Notons que cette conférence était également une occasion pour discuter du mode de scrutin et des mesures positives de nature à encourager la participation politique des femmes aux communes urbaines et rurales. La ministre a ainsi présenté quelques idées émanant de la conférence du 8 mars relative au même sujet. Il s'agit notamment de généraliser le mode de scrutin par liste et d'instaurer une liste locale pour les femmes dans les communes. Il est également recommandé au gouvernement d'instaurer des mesures incitatives au niveau de décret de financement pour les partis politiques ayant présenté un nombre important de femmes par le biais de l'uninominal. Des démarches qui peuvent être favorables à l'application des quotas.
En effet, tenant compte de la dualité du mode de scrutin (uninominal pour les communes de moins de 250.000 habitants et par liste à la proportionnelle pour le reste des communes », le recours aux mesures de discrimination positive reste une étape importante qui nécessite néanmoins une volonté politique accrue et un effort de réflexion supplémentaire pour aboutir à des propositions à appliquer au mode de scrutin uninominal pratiqué dans la majorité des communes. Ceci n'exclut tout de même pas la réflexion globale, sachant que le mode de scrutin par liste, appliqué dans 159 communes seulement est plus favorable au recours aux quotas.

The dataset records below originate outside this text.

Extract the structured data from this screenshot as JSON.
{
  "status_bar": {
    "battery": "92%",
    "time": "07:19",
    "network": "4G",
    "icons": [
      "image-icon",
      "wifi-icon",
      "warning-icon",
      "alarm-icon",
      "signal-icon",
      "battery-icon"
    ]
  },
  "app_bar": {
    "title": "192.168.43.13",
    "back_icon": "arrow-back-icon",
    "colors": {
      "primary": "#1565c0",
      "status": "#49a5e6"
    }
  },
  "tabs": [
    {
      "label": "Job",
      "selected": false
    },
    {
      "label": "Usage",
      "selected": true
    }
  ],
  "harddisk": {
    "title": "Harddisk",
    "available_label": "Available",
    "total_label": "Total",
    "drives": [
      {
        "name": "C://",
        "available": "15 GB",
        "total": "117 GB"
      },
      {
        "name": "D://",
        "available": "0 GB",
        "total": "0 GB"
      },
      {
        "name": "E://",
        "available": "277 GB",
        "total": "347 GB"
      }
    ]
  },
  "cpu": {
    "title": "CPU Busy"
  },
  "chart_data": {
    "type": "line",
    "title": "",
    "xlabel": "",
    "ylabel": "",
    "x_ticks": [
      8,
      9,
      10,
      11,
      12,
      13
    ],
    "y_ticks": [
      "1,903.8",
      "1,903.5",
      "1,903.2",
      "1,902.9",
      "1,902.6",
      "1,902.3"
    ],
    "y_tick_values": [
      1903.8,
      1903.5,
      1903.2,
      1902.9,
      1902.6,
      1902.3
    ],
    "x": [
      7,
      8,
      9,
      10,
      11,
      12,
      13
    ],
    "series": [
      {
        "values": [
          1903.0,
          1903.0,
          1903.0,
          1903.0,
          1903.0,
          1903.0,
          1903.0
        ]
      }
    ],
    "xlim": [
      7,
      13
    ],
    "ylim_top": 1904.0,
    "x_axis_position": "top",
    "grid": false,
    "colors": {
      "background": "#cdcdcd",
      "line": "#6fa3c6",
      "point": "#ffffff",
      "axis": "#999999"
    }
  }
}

Faible représentativité des femmes
Malgré l'engagement des femmes dans les élections comme candidates, ainsi que les efforts des partis politiques pour les présenter. La femme est « peu » représentée dans la gestion locale. En effet, la représentation des femmes aux conseils communaux ne dépasse pas 0,56 % et parmi les 24.600 élus aux communes, seulement 47 conseillères sont élues dans des communes rurales. Les statistiques relèvent également l'absence d'élues aux conseils des préfectures et des provinces et une "présence faible" à la Chambre des conseillers (3 femmes) d'où le besoin d'intégrer l'approche genre et le système des quotas au Code des élections et de créer des mécanismes au niveau des statuts et règlements intérieurs des partis politiques.